"Kapan Kabar Baik Jadi Berita Bagus?"



Oleh : Wicaksono

Saya ingat benar malam itu, dua dekade yang lalu, saat kami menyusun halaman muka koran. Di ruang redaksi yang pengap oleh asap rokok dan ketegangan deadline, kami duduk berhadapan, saling bertukar naskah seperti dokter bedah yang memperdebatkan cara menyelamatkan nyawa. Kalimat demi kalimat dibedah, judul diuji, dan foto dipilih dengan cermat. 

Ads


Ada satu pertanyaan yang senantiasa kami bisikkan dalam hati sebelum naskah dikirim ke percetakan, “Berita ini bikin pembaca tahu lebih banyak... atau lebih takut?”
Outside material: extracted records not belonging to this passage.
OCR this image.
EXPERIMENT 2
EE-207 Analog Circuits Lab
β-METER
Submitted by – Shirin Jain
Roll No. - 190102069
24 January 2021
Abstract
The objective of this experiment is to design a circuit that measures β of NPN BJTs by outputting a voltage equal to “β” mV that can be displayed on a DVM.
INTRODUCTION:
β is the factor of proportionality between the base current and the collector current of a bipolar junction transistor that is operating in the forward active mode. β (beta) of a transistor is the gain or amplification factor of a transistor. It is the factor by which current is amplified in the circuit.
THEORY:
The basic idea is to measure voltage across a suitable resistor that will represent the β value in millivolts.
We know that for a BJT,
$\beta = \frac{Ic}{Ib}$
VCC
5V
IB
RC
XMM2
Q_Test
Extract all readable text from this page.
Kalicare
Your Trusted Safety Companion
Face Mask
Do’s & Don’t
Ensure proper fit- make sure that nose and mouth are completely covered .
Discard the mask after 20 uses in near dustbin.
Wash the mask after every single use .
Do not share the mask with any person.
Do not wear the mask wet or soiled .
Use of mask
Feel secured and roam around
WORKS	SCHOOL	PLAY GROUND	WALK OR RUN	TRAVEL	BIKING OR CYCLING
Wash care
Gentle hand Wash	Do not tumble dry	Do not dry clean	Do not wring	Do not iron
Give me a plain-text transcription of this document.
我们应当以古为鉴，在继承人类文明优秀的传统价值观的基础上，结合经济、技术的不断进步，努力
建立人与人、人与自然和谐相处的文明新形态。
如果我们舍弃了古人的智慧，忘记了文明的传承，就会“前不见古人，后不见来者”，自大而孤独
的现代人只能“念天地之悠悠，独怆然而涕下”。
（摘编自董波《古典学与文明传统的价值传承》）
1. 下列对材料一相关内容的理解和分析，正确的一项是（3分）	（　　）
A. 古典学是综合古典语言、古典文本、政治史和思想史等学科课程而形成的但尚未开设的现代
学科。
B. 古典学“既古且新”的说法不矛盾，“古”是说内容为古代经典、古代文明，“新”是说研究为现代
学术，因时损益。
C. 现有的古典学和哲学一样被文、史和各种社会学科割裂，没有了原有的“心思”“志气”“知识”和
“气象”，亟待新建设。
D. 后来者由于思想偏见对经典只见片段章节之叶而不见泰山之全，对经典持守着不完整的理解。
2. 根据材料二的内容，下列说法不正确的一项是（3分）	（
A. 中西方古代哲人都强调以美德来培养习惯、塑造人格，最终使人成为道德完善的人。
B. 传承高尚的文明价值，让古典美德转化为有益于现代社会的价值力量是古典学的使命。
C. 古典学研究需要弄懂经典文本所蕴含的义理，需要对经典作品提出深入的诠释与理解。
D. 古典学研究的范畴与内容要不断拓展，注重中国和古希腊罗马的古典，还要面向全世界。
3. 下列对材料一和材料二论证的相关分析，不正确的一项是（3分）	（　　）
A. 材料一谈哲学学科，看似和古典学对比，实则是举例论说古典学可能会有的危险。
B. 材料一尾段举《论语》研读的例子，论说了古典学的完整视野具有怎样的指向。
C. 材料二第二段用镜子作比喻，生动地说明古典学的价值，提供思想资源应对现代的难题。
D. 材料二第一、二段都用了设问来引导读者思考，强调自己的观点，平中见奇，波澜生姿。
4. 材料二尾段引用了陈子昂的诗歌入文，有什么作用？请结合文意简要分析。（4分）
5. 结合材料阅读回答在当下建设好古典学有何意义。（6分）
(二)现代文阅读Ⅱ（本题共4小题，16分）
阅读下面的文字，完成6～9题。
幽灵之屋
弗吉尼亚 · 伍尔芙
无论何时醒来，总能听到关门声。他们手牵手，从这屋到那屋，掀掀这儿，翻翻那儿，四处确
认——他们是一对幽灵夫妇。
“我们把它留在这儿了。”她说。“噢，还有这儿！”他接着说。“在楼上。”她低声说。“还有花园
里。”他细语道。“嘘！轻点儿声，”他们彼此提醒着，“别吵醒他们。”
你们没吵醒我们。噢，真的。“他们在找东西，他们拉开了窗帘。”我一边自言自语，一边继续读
Waktu berlalu. Zaman berubah. Saya pensiun. Redaksi pun sunyi dari suara mesin tik dan tebalnya bundel berita cetak. Tapi yang lebih mengusik saya bukanlah teknologi, melainkan suasana batin di balik berita. Ada yang hilang. Ada yang membeku. 


Di masa pensiun saya, ketika rutinitas berganti dari peliputan ke menyiram tanaman dan menyeduh kopi, saya justru lebih tajam melihat lanskap media hari ini. Saya merasa terlalu banyak berita buruk, terlalu sedikit berita baik, terlalu sedikit ruang untuk harapan.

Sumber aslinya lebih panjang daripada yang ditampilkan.